Cadman Towers Is First Mitchell-Lama Co-op to Convert to an HDFC

Brooklyn Heights, Brooklyn

Cadman Towers has become the first co-op in the city to convert from a Mitchell-Lama to HDFC.

July 2, 2024 — Historic deal preserves affordability under a 99-year regulatory agreement.

It's official. Under a strategy known as Article 2 to Article 11, the 421-unit Cadman Towers co-op in Brooklyn Heights has become the first in New York City to exit the affordable Mitchell-Lama program and convert to a Housing Development Fund Corporation (HDFC) co-op.

The complex and controversial deal is designed to keep the co-op both affordable and financially solvent through a 99-year regulatory agreement with the city. Under that agreement, existing shareholders who sell their apartments will do so at prices pegged as affordable to households earning 80% of the area median income, equivalent to about $100,000 in income for a family of two. Exiting shareholders will be required to give 50% of their profits back to Cadman Towers to cover building needs and to pay down existing debt. The transfer fee on subsequent sales of the unit will be 3%. Based on current turnover rates, the fees are expected to generate $1 million a year for the co-op, whose 50-year-old buildings require major maintenance work. 

"Cadman Towers has a lot of capital needs," says Erica Buckley, a partner at the law firm Nixon Peabody who helped develop the Article 2 to Article 11 program when she was working in the state attorney general's office in 2013. "Article 2 to Article 11 helps meet the needs of an aging property while ensuring that it will continue to be permanently affordable." Buckley worked on the conversion deal at Cadman Towers, though the co-op is represented by the law firm Norris McLaughlin.
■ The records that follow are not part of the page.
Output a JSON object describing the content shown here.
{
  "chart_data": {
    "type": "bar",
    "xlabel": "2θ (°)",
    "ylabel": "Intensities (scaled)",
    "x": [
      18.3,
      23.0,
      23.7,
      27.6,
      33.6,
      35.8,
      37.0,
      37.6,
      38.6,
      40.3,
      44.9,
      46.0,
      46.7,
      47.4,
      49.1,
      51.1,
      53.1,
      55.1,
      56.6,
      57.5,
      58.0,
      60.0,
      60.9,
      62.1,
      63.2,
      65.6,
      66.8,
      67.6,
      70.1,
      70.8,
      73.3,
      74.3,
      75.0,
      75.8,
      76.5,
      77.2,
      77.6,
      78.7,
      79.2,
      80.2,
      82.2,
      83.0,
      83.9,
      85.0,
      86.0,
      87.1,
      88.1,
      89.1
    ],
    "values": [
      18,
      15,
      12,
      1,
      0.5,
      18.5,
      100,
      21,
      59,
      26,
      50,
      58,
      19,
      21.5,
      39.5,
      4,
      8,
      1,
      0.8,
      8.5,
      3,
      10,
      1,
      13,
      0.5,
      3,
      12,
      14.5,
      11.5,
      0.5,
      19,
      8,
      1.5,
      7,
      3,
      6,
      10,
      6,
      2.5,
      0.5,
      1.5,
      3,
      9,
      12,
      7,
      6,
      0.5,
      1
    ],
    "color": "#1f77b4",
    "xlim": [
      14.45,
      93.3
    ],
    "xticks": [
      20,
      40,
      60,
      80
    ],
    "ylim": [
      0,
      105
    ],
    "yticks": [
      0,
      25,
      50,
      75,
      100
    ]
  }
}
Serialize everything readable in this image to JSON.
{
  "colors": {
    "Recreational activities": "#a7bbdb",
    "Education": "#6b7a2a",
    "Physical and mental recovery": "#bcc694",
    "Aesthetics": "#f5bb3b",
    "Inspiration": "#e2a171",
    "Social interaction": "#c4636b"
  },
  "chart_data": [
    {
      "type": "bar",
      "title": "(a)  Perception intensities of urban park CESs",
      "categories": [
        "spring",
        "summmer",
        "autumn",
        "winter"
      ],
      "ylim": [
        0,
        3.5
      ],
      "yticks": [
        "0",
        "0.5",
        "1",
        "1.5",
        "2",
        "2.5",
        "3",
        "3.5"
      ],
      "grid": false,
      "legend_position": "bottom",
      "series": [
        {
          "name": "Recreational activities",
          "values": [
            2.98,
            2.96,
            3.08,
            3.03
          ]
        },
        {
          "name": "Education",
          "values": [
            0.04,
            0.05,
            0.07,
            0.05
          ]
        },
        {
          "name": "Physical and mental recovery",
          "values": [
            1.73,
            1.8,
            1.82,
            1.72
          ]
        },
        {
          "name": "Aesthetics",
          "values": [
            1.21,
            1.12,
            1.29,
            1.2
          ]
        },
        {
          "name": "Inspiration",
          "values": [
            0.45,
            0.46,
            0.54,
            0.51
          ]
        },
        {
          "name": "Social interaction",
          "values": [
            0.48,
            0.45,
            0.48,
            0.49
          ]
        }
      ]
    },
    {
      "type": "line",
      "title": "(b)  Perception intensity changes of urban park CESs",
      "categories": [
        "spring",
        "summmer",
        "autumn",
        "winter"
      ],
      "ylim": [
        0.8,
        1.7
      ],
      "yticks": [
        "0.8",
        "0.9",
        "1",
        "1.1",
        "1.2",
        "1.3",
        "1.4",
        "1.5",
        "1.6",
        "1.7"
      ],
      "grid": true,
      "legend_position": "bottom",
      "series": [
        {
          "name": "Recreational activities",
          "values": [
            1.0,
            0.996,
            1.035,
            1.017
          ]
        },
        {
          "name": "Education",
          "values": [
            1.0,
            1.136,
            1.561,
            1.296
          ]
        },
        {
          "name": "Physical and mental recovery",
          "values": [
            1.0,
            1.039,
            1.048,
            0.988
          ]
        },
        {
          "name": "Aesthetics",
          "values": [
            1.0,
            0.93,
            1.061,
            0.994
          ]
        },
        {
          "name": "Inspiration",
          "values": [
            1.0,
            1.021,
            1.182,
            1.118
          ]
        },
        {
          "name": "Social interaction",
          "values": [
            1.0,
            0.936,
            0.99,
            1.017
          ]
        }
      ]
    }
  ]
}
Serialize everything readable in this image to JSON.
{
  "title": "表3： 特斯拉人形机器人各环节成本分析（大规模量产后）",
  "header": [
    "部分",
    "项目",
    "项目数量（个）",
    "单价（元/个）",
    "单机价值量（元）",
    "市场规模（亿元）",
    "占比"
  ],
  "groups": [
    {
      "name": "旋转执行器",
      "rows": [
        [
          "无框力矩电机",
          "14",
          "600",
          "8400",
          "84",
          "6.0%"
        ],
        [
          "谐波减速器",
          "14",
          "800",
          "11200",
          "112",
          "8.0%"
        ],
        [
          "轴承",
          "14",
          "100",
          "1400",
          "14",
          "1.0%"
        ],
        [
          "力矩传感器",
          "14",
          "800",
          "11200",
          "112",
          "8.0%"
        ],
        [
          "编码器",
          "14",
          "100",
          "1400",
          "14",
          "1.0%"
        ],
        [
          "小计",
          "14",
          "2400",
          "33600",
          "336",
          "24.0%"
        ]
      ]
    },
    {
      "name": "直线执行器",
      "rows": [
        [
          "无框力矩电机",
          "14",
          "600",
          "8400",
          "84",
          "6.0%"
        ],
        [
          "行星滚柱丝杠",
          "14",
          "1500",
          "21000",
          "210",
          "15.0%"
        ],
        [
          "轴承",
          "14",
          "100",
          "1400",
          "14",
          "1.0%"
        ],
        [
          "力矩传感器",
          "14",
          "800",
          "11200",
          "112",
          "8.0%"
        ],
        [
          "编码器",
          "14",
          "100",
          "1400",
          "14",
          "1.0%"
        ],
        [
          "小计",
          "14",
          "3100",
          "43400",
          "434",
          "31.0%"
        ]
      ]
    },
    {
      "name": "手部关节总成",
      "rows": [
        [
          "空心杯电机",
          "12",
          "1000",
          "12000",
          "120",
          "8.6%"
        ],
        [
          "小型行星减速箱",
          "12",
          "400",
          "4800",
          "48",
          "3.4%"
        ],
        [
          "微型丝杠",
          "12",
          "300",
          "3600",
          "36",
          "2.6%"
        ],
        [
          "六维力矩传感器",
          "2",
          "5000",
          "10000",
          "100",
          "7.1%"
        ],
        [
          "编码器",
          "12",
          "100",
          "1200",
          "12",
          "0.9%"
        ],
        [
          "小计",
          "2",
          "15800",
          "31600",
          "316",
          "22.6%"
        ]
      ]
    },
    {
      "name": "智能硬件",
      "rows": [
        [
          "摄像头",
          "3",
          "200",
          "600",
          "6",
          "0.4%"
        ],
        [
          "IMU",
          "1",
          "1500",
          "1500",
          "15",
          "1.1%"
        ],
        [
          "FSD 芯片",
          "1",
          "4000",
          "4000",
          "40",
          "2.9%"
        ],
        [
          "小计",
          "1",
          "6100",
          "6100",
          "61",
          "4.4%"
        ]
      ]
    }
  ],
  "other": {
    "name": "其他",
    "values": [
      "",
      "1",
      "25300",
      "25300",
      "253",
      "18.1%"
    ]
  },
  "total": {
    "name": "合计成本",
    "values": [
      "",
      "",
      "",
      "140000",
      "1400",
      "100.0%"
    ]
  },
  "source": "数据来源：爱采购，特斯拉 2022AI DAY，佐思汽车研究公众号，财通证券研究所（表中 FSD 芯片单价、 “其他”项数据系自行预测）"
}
(The hybrid moniker "Article 2 to Article 11" comes from the fact that Mitchell-Lama co-ops are governed by Article 2 of the Private Housing Finance Law, while HDFC co-ops are governed by Article 11 of the same law.)

In August 2023, after the board convened numerous informational meetings, 77% of the shareholders at Cadman Towers voted in favor of exiting the Mitchell-Lama program in favor of HDFC.

The move has its critics. Writing in Habitat earlier this year, Adele Niederman, president of Cooperators United for Mitchell-Lama, derided the conversion plan as "privatization lite." By leaving the not-for-profit Mitchell-Lama program, she wrote, shareholders stand to reap "six-figure windfall profits" when selling their apartments. She contended that Article 2 to Article 11 is "untested, unsound, destructive and unnecessary. All it achieves is the unjust enrichment of current shareholders at public expense. It should be immediately discontinued."

Buckley counters that Article 2 to Article 11 is "the antithesis to privatization," She adds: "It's super-exciting for me personally that I got to work on this policy to maintain affordable home ownership. It's not for every co-op, but it's a tool that should be in the tool box."

Toba Potosky, president of the co-op board at Cadman Towers, was an ardent proponent of the conversion. “Starting with a seemingly simple goal of preserving our existing affordable housing, we quickly realized the immense coordination required for this conversion,” he says. “Despite numerous challenges, the outcome proved worth every bit of the effort."